The plaintiff in the case, a resident of Cambridge named Henning Jacobson, resisted getting a mandatory smallpox vaccine in the middle of an epidemic, arguing that forcing him to take the inoculation was “an invasion of his liberty.”
Jacobson was a member of the clergy, but he didn’t raise a specific religious objection to the vaccine. His generalized liberty argument failed at the high court, which ruled against him 7-2.
“Upon the principle of self-defense, of paramount necessity, a community has the right to protect itself against an epidemic of disease which threatens the safety of its members,” observed Justice John Marshall Harlan.
Seventeen years later, the Supreme Court affirmed its ruling in the Jacobson case when it ruled in Zucht v. King that the public schools of San Antonio, Texas, could refuse admission to students unless they were first vaccinated against smallpox.
The high court cited the Jacobson case again in a 1944 ruling, Prince v. Massachusetts. The Prince case didn’t deal specifically with medical issues; rather, it revolved around a Massachusetts law that restricted the hours that children could work. Jehovah’s Witnesses, whose children often worked in the evenings distributing religious literature, challenged the law in court but lost.
The Supreme Court ruled that states have the right to protect children from harm, such as working long hours into the night. In a footnote, the court made an analogy to medical issues, asserting, “The right to practice religion freely does not include liberty to expose the community or the child to communicable disease or the latter to ill health or death.”
Since then, several lower federal and state courts have issued similar decisions specifically rejecting the idea that parents have a right under religious freedom to ignore vaccination requirements as a condition of attending public schools.
The Constitution, as Justice Robert Jackson once famously observed, is not “a suicide pact.” Certain actions can be curbed or even banned outright if they present a danger to life and limb—even if those actions are motivated by religious belief. (Snake handling, anyone?)

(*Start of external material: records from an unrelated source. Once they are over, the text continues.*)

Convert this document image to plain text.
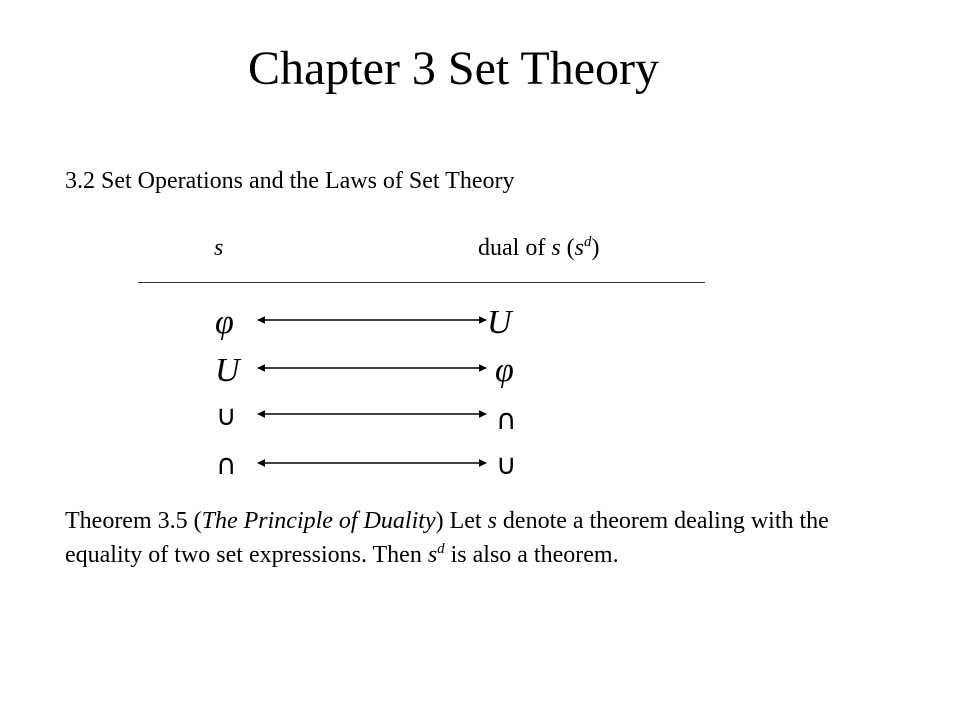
Chapter 3 Set Theory
3.2 Set Operations and the Laws of Set Theory
s	dual of s $(s^d)$
φ	U
U	φ
∪	∩
∩	∪
Theorem 3.5 (The Principle of Duality) Let s denote a theorem dealing with the equality of two set expressions. Then $s^d$ is also a theorem.
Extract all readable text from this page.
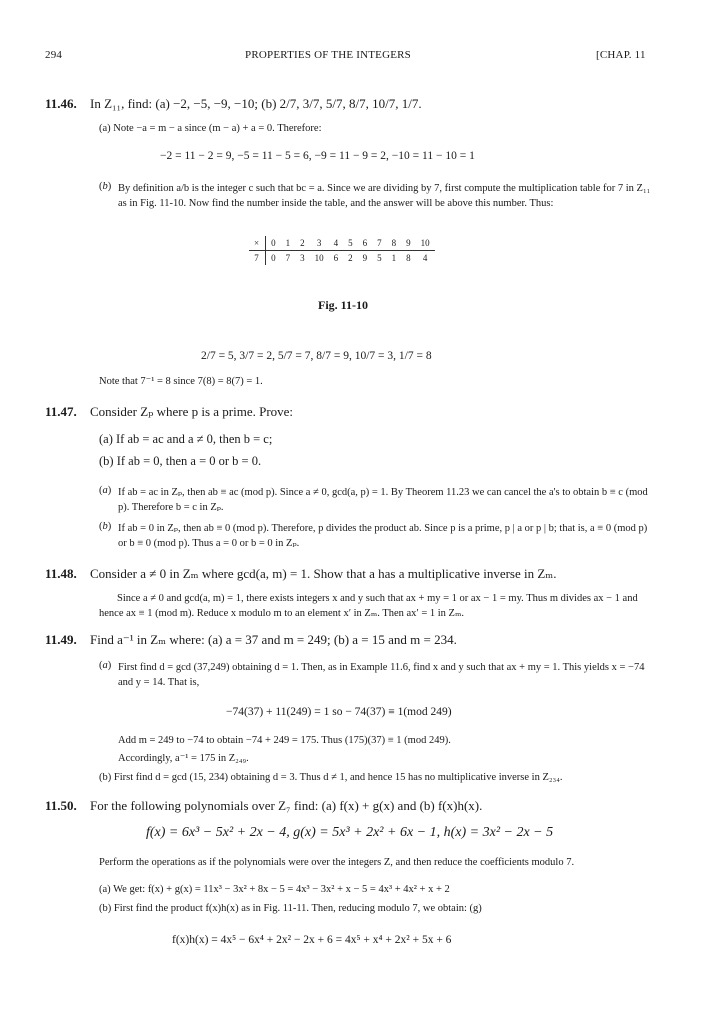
294	PROPERTIES OF THE INTEGERS	[CHAP. 11
11.46. In Z₁₁, find: (a) −2, −5, −9, −10; (b) 2/7, 3/7, 5/7, 8/7, 10/7, 1/7.
(a) Note −a = m − a since (m − a) + a = 0. Therefore:
−2 = 11 − 2 = 9, −5 = 11 − 5 = 6, −9 = 11 − 9 = 2, −10 = 11 − 10 = 1
(b) By definition a/b is the integer c such that bc = a. Since we are dividing by 7, first compute the multiplication table for 7 in Z₁₁ as in Fig. 11-10. Now find the number inside the table, and the answer will be above this number. Thus:
×	0	1	2	3	4	5	6	7	8	9	10
7	0	7	3	10	6	2	9	5	1	8	4
Fig. 11-10
2/7 = 5, 3/7 = 2, 5/7 = 7, 8/7 = 9, 10/7 = 3, 1/7 = 8
Note that 7⁻¹ = 8 since 7(8) = 8(7) = 1.
11.47. Consider Zₚ where p is a prime. Prove:
(a) If ab = ac and a ≠ 0, then b = c;
(b) If ab = 0, then a = 0 or b = 0.
(a) If ab = ac in Zₚ, then ab ≡ ac (mod p). Since a ≠ 0, gcd(a, p) = 1. By Theorem 11.23 we can cancel the a's to obtain b ≡ c (mod p). Therefore b = c in Zₚ.
(b) If ab = 0 in Zₚ, then ab ≡ 0 (mod p). Therefore, p divides the product ab. Since p is a prime, p | a or p | b; that is, a ≡ 0 (mod p) or b ≡ 0 (mod p). Thus a = 0 or b = 0 in Zₚ.
11.48. Consider a ≠ 0 in Zₘ where gcd(a, m) = 1. Show that a has a multiplicative inverse in Zₘ.
Since a ≠ 0 and gcd(a, m) = 1, there exists integers x and y such that ax + my = 1 or ax − 1 = my. Thus m divides ax − 1 and hence ax ≡ 1 (mod m). Reduce x modulo m to an element x′ in Zₘ. Then ax′ = 1 in Zₘ.
11.49. Find a⁻¹ in Zₘ where: (a) a = 37 and m = 249; (b) a = 15 and m = 234.
(a) First find d = gcd (37,249) obtaining d = 1. Then, as in Example 11.6, find x and y such that ax + my = 1. This yields x = −74 and y = 14. That is,
−74(37) + 11(249) = 1 so − 74(37) ≡ 1(mod 249)
Add m = 249 to −74 to obtain −74 + 249 = 175. Thus (175)(37) ≡ 1 (mod 249).
Accordingly, a⁻¹ = 175 in Z₂₄₉.
(b) First find d = gcd (15, 234) obtaining d = 3. Thus d ≠ 1, and hence 15 has no multiplicative inverse in Z₂₃₄.
11.50. For the following polynomials over Z₇ find: (a) f(x) + g(x) and (b) f(x)h(x).
f(x) = 6x³ − 5x² + 2x − 4, g(x) = 5x³ + 2x² + 6x − 1, h(x) = 3x² − 2x − 5
Perform the operations as if the polynomials were over the integers Z, and then reduce the coefficients modulo 7.
(a) We get: f(x) + g(x) = 11x³ − 3x² + 8x − 5 = 4x³ − 3x² + x − 5 = 4x³ + 4x² + x + 2
(b) First find the product f(x)h(x) as in Fig. 11-11. Then, reducing modulo 7, we obtain: (g)
f(x)h(x) = 4x⁵ − 6x⁴ + 2x² − 2x + 6 = 4x⁵ + x⁴ + 2x² + 5x + 6
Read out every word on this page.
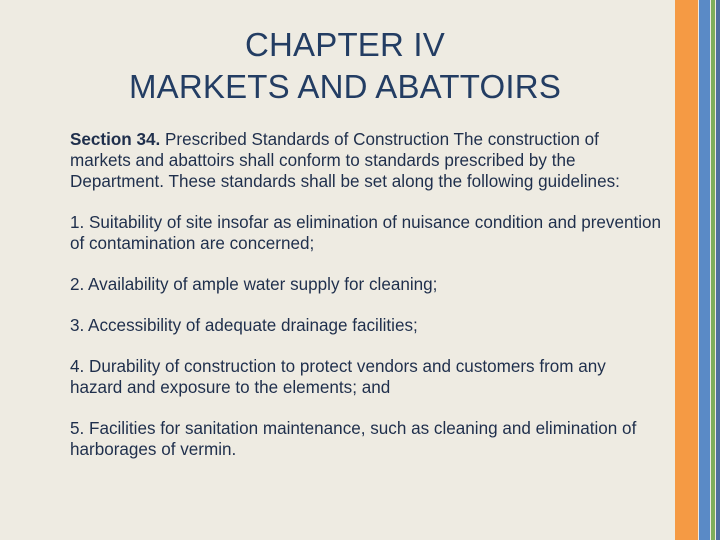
CHAPTER IV
MARKETS AND ABATTOIRS

Section 34. Prescribed Standards of Construction The construction of markets and abattoirs shall conform to standards prescribed by the Department. These standards shall be set along the following guidelines:

1. Suitability of site insofar as elimination of nuisance condition and prevention of contamination are concerned;

2. Availability of ample water supply for cleaning;

3. Accessibility of adequate drainage facilities;

4. Durability of construction to protect vendors and customers from any hazard and exposure to the elements; and

5. Facilities for sanitation maintenance, such as cleaning and elimination of harborages of vermin.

I should note that the vast majority of religious leaders in America are behaving responsibly. Most have moved to online services or have canceled them outright until the virus dies down. Even Tony Perkins, the homophobic president of the Family Research Council and a guy I agree with on just about nothing, tweeted, “At this point, holding public church gatherings in the midst of a public health crisis is not a defense of religious freedom—it is a defiance of common sense and the care of your congregation. Spread the Good News, not the virus!”
Despite Perkins’s common-sense admonition, a handful of (mostly right-wing evangelical) pastors are behaving recklessly, and in some states, unfortunately, public officials are enabling them. Governors who are exempting houses of worship from broad and neutral curbs on public gatherings are putting everyone at risk.
For the good of all of us, they must stop.